Hybrid/transparent schemes for regulated settings: Transparency and interpretability requirements recommend hybrid approaches (e.g., GANs with copula constraints, differentially private VAEs) for deployment in formally regulated financial environments (Hounwanou et al., 25 Dec 2025).

6. Research Directions and Best Practices

Current research systematically advocates:

Multi-angle validation and identifiability: No single statistical test suffices; thorough validation combines marginal, temporal, and downstream-application-based testing, including regurgitative retraining and task-based performance metrics (Cetingoz et al., 7 Jan 2025).
Fidelity to stylized facts: Generators must reproduce fat tails, volatility clustering, leverage effects, and (where appropriate) multifractality. Purpose-built architectures (e.g., TCNs for factors, Student-t mixtures for residuals) ensure these properties (Tepelyan et al., 2023, Morales et al., 2012).
Application-specific generator design: Generator structure and loss functions should reflect the sensitivities of the target downstream application, not only statistical divergence from training data; particular attention should be paid to risk metrics and the directions of greatest portfolio exposure (Cetingoz et al., 7 Jan 2025).

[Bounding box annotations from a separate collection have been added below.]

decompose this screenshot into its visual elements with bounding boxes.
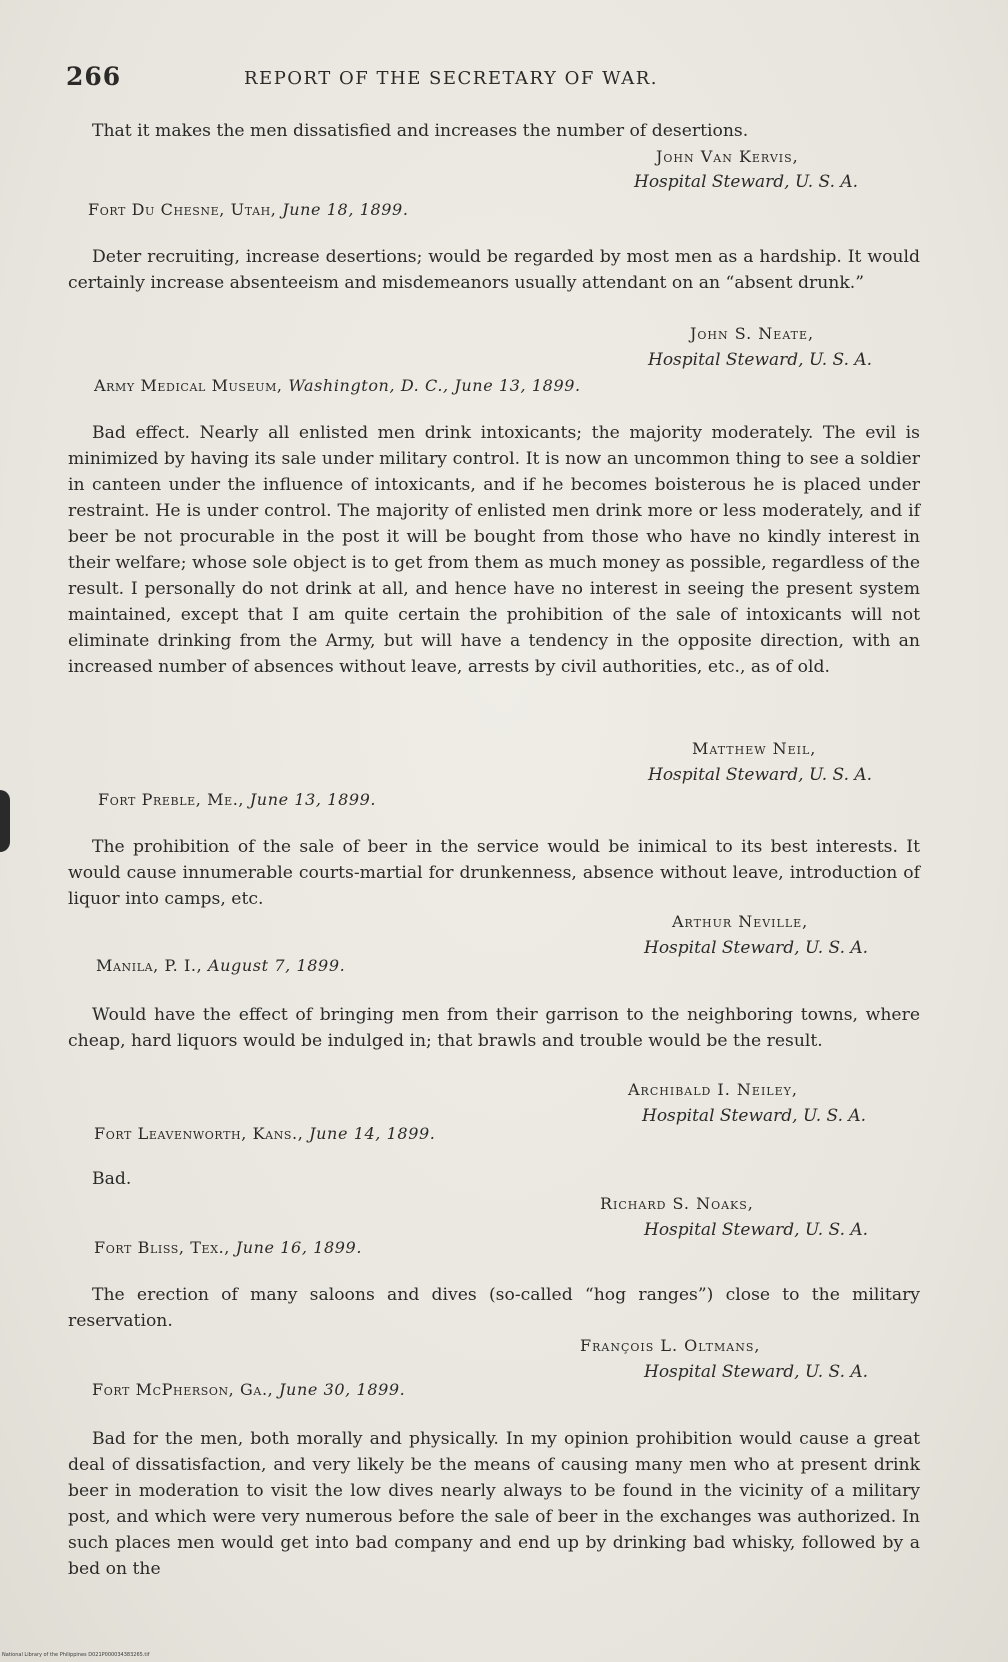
dateline-date: June 13, 1899. — [454, 376, 581, 395]
dateline-date: June 30, 1899. — [279, 1380, 406, 1399]
entry-text — [68, 1166, 920, 1192]
dateline-place: Fort Bliss, Tex., — [94, 1238, 230, 1257]
signatory-name: Richard S. Noaks, — [600, 1194, 754, 1213]
dateline — [96, 956, 345, 975]
entry-text — [68, 1282, 920, 1334]
dateline-date: June 14, 1899. — [309, 1124, 436, 1143]
signatory-name: Archibald I. Neiley, — [628, 1080, 798, 1099]
dateline-place: Fort McPherson, Ga., — [92, 1380, 274, 1399]
signatory-title: Hospital Steward, U. S. A. — [644, 938, 869, 958]
dateline-date: June 18, 1899. — [282, 200, 409, 219]
dateline-place: Fort Preble, Me., — [98, 790, 245, 809]
paragraph: The prohibition of the sale of beer in the service would be inimical to its best interests. It would cause innumerable courts-martial for drunkenness, absence without leave, introduction of liquor into camps, etc. — [68, 837, 920, 909]
dateline-place: Fort Du Chesne, Utah, — [88, 200, 277, 219]
signatory-name: Arthur Neville, — [672, 912, 809, 931]
running-title: REPORT OF THE SECRETARY OF WAR. — [244, 68, 658, 89]
page-number: 266 — [66, 62, 122, 91]
signatory-title: Hospital Steward, U. S. A. — [644, 1362, 869, 1382]
paragraph: Bad. — [92, 1169, 132, 1189]
entry-text — [68, 1002, 920, 1054]
dateline — [88, 200, 409, 219]
dateline — [92, 1380, 405, 1399]
signatory-name: John S. Neate, — [690, 324, 815, 343]
signatory-title: Hospital Steward, U. S. A. — [648, 765, 873, 785]
paragraph: The erection of many saloons and dives (so-called “hog ranges”) close to the military reservation. — [68, 1285, 920, 1331]
signatory-title: Hospital Steward, U. S. A. — [644, 1220, 869, 1240]
dateline-place: Manila, P. I., — [96, 956, 203, 975]
paragraph: Would have the effect of bringing men from their garrison to the neighboring towns, where cheap, hard liquors would be indulged in; that brawls and trouble would be the result. — [68, 1005, 920, 1051]
entry-text — [68, 420, 920, 680]
entry-text — [68, 118, 920, 144]
dateline — [94, 376, 581, 395]
paragraph: Bad effect. Nearly all enlisted men drink intoxicants; the majority moderately. The evil is minimized by having its sale under military control. It is now an uncommon thing to see a soldier in canteen under the influence of intoxicants, and if he becomes boisterous he is placed under restraint. He is under control. The majority of enlisted men drink more or less moderately, and if beer be not procurable in the post it will be bought from those who have no kindly interest in their welfare; whose sole object is to get from them as much money as possible, regardless of the result. I personally do not drink at all, and hence have no interest in seeing the present system maintained, except that I am quite certain the prohibition of the sale of intoxicants will not eliminate drinking from the Army, but will have a tendency in the opposite direction, with an increased number of absences without leave, arrests by civil authorities, etc., as of old. — [68, 423, 921, 677]
signatory-name: John Van Kervis, — [656, 147, 799, 166]
entry-text — [68, 244, 920, 296]
signatory-name: Matthew Neil, — [692, 739, 817, 758]
scan-credit: National Library of the Philippines D021P000034383265.tif — [2, 1652, 150, 1658]
dateline-place: Army Medical Museum, — [94, 376, 283, 395]
signatory-title: Hospital Steward, U. S. A. — [642, 1106, 867, 1126]
dateline — [94, 1238, 362, 1257]
dateline-place-city: Washington, D. C., — [288, 376, 449, 395]
dateline-date: August 7, 1899. — [208, 956, 346, 975]
signatory-title: Hospital Steward, U. S. A. — [648, 350, 873, 370]
dateline-date: June 13, 1899. — [249, 790, 377, 809]
dateline — [98, 790, 376, 809]
paragraph: Deter recruiting, increase desertions; would be regarded by most men as a hardship. It would certainly increase absenteeism and misdemeanors usually attendant on an “absent drunk.” — [68, 247, 920, 293]
dateline-place: Fort Leavenworth, Kans., — [94, 1124, 304, 1143]
signatory-title: Hospital Steward, U. S. A. — [634, 172, 859, 192]
dateline-date: June 16, 1899. — [235, 1238, 363, 1257]
scan-edge-mark — [0, 790, 10, 852]
dateline — [94, 1124, 435, 1143]
entry-text — [68, 1426, 920, 1582]
paragraph: Bad for the men, both morally and physically. In my opinion prohibition would cause a great deal of dissatisfaction, and very likely be the means of causing many men who at present drink beer in moderation to visit the low dives nearly always to be found in the vicinity of a military post, and which were very numerous before the sale of beer in the exchanges was authorized. In such places men would get into bad company and end up by drinking bad whisky, followed by a bed on the — [68, 1429, 920, 1579]
paragraph: That it makes the men dissatisfied and increases the number of desertions. — [92, 121, 749, 141]
entry-text — [68, 834, 920, 912]
signatory-name: François L. Oltmans, — [580, 1336, 761, 1355]
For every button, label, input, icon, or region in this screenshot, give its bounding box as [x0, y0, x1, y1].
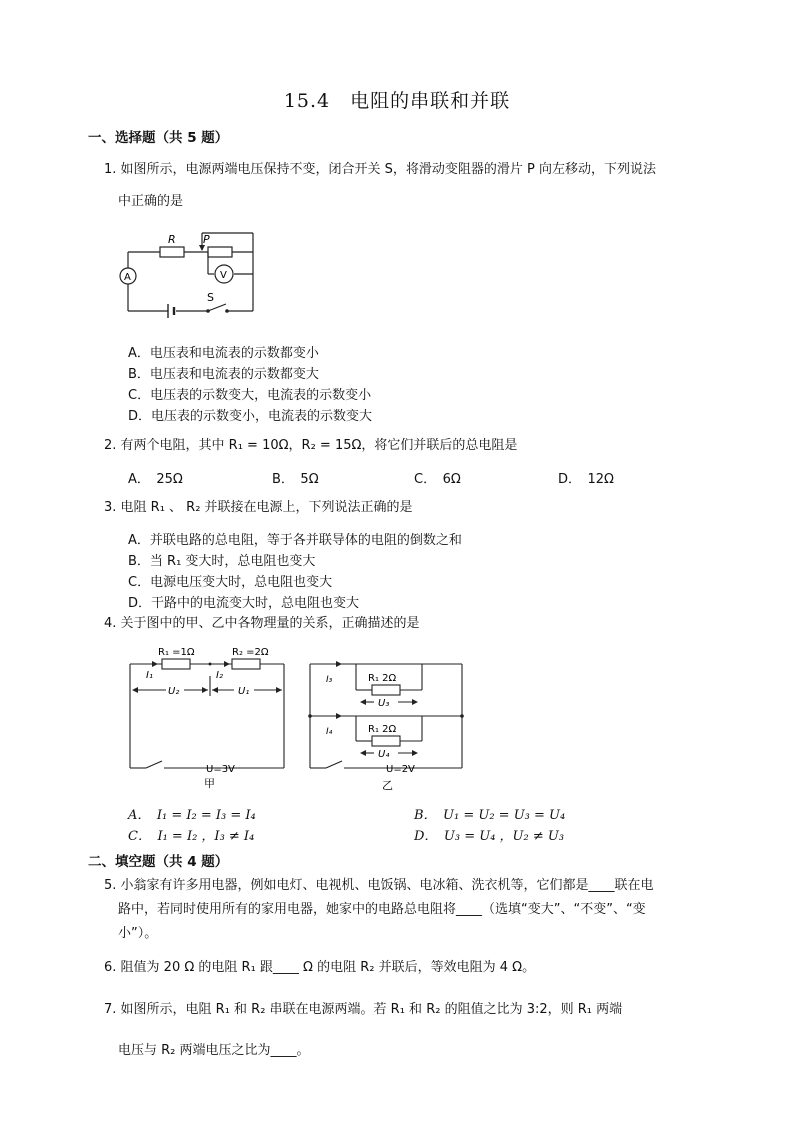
voltmeter-label: V — [220, 270, 227, 281]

7. Summary Table: Key Models for Synthetic Returns

Model/Approach	Main Feature	Optimal Use Case
TimeGAN	Temporal/marginal fidelity, GAN+AE hybrid	Equity & multi-asset time series
VAE / Normalizing Flow	Stable inference, explicit likelihood	Cross-sectional return modeling
MRW	Multifractal scaling, tail control	Volatility and scaling studies
mJF1 Skew-t	Asymmetric tail specification	Heavy-tailed, skewed returns
SLSA (RNConv)	Pure-arb, Greek-neutral portfolios	Options stat arb / pricing errors
SA-Learning	Direct distant credit assignment (RL)	RL w/ long delays
DeFi synthetic assets	Smart-contract realized return decomposition	Yield, on-chain protocol analysis

These methodologies provide technical and practical frameworks for the generation, validation, and deployment of synthetic returns, facilitating reproducible, robust, and privacy-preserving innovation in financial modeling and algorithmic research (Hounwanou et al., 25 Dec 2025, Cetingoz et al., 7 Jan 2025, Morales et al., 2012, Hong et al., 20 Aug 2025, Tepelyan et al., 2023, Shao et al., 29 Dec 2025, Raposo et al., 2021).